Saturday, February 23, 2019


On the eve of Hollywood's biggest night, it felt appropriate that I finally weigh in on one of the presumed Oscar frontrunners. That controversial film is none other than Peter Farrelly's "Green Book", nominated for 5 Academy Awards including Best Picture, Best Editing, Best Actor, Best Supporting Actor and Best Original Screenplay. Inspired by a true story, this dramedy follows two men on a life-changing road trip that harkens back to awards contenders of yesteryear.

Indeed, to paraphrase by mother's first impression of the film, "Green Book" is like one of those "old-time" movies. Starring Mahershala Ali and Viggo Mortensen in roles that could have been played by Sidney Poitier and any of the notable Italian-American stars of the 20th century respectively, it's a message movie about racial harmony between a black man and a white man. Ali plays esteemed pianist Don Shirley, who is embarking on dangerous tour through the Jim Crow South and requires a driver/bodyguard to help him along the way. In steps Mortensen's Tony Lip, a brutish - and racist - Italian-American bouncer who is out of a job when his club closes down. Due to his reputation for handling unruly situations, Lip's services are solicited for Shirley's tour. And after some hesitation, Lip decides to take the gig, as this pair of New Yorkers head down South and strike up an unlikely friendship.

Much has been said about the film's old-fashioned depiction of race relations, where racism is essentially "solved" through communication and walking a mile in another person's shoes. Director Peter Farrelly even said as much his acceptance speech at the Golden Globes. Understandably, the film's detractors took issue with this simplification of America's tramautic racial history.

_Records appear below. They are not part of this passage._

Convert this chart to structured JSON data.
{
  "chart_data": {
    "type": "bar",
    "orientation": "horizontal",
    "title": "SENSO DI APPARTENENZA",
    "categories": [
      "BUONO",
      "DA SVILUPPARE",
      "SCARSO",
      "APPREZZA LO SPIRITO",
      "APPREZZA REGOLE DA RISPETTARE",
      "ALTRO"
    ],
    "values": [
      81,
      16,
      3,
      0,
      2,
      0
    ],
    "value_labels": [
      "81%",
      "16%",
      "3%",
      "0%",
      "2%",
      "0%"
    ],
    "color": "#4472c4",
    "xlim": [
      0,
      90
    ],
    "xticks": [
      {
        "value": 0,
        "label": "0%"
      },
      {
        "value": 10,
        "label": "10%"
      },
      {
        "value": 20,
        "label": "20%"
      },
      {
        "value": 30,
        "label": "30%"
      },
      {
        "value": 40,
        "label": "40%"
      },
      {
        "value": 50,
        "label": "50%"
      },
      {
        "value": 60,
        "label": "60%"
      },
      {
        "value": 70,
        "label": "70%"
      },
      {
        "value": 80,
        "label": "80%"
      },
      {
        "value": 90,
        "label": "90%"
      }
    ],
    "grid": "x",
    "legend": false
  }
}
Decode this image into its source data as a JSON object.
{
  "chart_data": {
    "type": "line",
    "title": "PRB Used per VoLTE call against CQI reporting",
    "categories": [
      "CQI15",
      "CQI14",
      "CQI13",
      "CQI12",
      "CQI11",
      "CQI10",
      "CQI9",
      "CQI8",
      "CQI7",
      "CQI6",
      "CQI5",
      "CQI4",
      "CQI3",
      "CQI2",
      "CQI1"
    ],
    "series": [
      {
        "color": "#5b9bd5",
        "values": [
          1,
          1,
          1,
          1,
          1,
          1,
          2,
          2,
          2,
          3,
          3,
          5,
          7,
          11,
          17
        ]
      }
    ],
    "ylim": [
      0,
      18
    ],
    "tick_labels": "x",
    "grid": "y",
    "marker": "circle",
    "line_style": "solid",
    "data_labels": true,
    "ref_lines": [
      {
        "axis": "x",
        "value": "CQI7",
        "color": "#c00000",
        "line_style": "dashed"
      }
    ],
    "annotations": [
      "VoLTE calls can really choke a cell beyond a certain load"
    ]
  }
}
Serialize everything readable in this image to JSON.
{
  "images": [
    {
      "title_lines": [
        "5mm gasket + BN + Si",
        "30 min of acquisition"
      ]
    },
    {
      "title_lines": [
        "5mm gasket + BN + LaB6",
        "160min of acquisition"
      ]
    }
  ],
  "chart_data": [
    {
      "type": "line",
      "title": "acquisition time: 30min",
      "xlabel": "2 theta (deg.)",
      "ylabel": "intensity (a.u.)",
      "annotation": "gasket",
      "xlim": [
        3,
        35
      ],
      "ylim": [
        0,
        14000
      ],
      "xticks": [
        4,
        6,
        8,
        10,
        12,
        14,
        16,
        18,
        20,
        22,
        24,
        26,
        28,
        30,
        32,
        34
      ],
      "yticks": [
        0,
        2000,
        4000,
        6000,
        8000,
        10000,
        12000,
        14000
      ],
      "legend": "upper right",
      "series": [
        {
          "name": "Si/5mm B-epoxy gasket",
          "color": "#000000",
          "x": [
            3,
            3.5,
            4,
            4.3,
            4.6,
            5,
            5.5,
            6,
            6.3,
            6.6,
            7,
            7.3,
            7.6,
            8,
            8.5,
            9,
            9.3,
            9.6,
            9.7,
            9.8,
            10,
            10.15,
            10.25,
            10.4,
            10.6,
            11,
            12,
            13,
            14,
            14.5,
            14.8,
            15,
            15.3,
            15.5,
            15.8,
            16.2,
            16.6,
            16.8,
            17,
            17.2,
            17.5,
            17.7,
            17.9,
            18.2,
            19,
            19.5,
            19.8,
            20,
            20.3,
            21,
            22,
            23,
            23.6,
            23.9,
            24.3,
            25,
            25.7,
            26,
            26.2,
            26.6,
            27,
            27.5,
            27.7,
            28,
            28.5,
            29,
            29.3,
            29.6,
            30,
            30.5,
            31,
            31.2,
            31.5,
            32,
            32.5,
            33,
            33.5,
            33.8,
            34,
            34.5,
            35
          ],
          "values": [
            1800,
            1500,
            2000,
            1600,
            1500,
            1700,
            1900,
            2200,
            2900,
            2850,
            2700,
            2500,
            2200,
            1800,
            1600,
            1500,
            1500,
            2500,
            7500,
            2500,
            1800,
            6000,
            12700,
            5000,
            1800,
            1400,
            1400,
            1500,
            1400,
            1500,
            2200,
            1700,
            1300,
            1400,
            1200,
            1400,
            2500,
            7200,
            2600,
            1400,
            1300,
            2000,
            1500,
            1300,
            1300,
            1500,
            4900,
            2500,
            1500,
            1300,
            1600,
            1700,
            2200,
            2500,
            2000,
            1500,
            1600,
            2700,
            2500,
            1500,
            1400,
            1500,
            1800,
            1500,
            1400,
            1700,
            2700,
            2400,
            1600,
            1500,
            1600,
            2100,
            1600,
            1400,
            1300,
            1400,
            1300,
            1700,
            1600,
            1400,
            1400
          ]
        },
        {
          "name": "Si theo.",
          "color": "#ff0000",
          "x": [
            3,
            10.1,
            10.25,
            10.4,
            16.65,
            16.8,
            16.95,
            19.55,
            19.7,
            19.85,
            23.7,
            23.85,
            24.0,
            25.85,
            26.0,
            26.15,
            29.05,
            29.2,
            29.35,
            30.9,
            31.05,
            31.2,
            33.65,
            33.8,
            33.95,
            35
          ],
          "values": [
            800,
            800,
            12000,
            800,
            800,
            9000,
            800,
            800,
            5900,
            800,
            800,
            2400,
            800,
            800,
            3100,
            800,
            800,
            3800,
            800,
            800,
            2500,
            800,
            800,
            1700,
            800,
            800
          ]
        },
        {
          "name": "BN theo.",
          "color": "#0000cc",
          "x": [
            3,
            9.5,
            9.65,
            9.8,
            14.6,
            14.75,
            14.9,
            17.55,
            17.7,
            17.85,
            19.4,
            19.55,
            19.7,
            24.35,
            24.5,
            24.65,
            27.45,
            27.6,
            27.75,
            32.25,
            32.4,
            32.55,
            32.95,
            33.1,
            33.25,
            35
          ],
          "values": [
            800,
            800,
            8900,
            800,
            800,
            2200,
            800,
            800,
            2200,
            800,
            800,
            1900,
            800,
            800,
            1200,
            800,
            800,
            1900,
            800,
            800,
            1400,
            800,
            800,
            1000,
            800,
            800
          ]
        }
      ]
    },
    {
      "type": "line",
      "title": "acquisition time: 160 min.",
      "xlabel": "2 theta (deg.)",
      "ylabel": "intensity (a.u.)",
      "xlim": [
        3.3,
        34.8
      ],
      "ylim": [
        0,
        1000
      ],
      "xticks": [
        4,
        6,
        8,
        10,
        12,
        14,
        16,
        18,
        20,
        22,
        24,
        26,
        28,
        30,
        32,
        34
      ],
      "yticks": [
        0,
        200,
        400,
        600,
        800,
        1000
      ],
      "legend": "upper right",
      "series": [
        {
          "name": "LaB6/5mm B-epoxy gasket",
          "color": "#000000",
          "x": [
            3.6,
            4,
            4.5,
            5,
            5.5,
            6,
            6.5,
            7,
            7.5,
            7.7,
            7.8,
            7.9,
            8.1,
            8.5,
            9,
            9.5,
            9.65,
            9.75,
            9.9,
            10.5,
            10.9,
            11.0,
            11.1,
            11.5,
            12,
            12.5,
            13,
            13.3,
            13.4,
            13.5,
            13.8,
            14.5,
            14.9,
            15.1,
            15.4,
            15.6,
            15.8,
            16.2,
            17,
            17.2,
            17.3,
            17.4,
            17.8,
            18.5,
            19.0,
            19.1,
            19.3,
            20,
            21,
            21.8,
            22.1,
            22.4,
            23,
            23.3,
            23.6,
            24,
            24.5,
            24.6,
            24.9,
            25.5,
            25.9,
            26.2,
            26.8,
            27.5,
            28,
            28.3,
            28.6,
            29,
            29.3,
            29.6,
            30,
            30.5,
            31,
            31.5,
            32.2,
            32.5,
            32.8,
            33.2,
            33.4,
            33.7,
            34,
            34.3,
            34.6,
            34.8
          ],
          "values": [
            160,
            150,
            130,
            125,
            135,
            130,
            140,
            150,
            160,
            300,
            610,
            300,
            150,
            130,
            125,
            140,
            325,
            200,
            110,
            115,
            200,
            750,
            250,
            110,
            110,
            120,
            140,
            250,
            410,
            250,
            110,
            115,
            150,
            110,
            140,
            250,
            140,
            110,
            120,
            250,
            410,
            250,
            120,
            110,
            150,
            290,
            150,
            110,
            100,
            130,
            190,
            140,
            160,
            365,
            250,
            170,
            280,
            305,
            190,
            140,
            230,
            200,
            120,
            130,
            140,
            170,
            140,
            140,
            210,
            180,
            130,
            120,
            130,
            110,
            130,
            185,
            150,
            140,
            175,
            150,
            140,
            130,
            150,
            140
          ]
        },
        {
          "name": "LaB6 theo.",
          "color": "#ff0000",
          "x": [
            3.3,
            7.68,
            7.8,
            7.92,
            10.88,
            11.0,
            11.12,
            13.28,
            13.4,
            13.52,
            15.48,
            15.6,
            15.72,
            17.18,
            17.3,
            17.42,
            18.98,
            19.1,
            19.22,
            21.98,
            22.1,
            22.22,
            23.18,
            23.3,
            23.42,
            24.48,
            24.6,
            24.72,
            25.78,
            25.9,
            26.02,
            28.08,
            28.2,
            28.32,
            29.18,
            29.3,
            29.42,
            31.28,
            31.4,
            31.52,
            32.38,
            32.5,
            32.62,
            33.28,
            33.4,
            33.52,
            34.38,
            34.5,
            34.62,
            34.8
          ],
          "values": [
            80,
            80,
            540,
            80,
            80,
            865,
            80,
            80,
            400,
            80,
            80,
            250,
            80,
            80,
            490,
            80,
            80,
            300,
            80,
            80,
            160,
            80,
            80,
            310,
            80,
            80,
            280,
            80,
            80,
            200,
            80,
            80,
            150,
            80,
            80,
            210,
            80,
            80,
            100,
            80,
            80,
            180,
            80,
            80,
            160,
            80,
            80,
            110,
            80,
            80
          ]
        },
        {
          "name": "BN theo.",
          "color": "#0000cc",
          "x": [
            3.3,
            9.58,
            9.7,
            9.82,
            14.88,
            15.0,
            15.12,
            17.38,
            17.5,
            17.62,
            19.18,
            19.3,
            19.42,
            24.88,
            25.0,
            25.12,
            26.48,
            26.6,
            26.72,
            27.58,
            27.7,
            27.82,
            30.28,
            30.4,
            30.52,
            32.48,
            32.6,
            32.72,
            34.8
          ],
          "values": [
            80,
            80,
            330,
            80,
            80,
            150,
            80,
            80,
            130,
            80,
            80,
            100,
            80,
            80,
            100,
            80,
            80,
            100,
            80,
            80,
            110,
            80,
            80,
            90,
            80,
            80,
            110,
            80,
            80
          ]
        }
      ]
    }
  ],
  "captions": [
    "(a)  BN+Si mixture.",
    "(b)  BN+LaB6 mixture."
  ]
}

Yet when I watched the film, I found myself surprisingly taken with its story. Although I concur that its inevitably happy ending is perhaps overly idealistic, the road it takes to get there is filled with many bumps along the way which truthfully reflect the pervasive intolerance of this time and place. Told in an episodic structure as the duo makes their way through the scheduled gigs, Shirley's experience is marred by a series of humiliations, one of which turns violent.

Suffice it to say, I didn't find it to be such an offensive portrayal of American history. Instead of approaching it as a broader social commentary, I accepted it as a more modest tale of two men whose friendship defied all expectations. Without a doubt, my favorable response to the film was aided significantly by the captivating duo at the heart of the story. The contrasting performances from Mahershala Ali and Viggo Mortensen truly make the film, with the former's poise and eloquence clashing with Mortensen's broad, crass characterization. Together, their chemistry is a "yin and yang" that keeps you engaged in the story and invested in the characters. Ultimately, "Green Book" won't be making any all-time best lists, but I found a sense of comfort in watching two talented actors at work. Outside of all the noise that is awards season, this is harmlessly middlebrow entertainment that doesn't deserve all this animosity.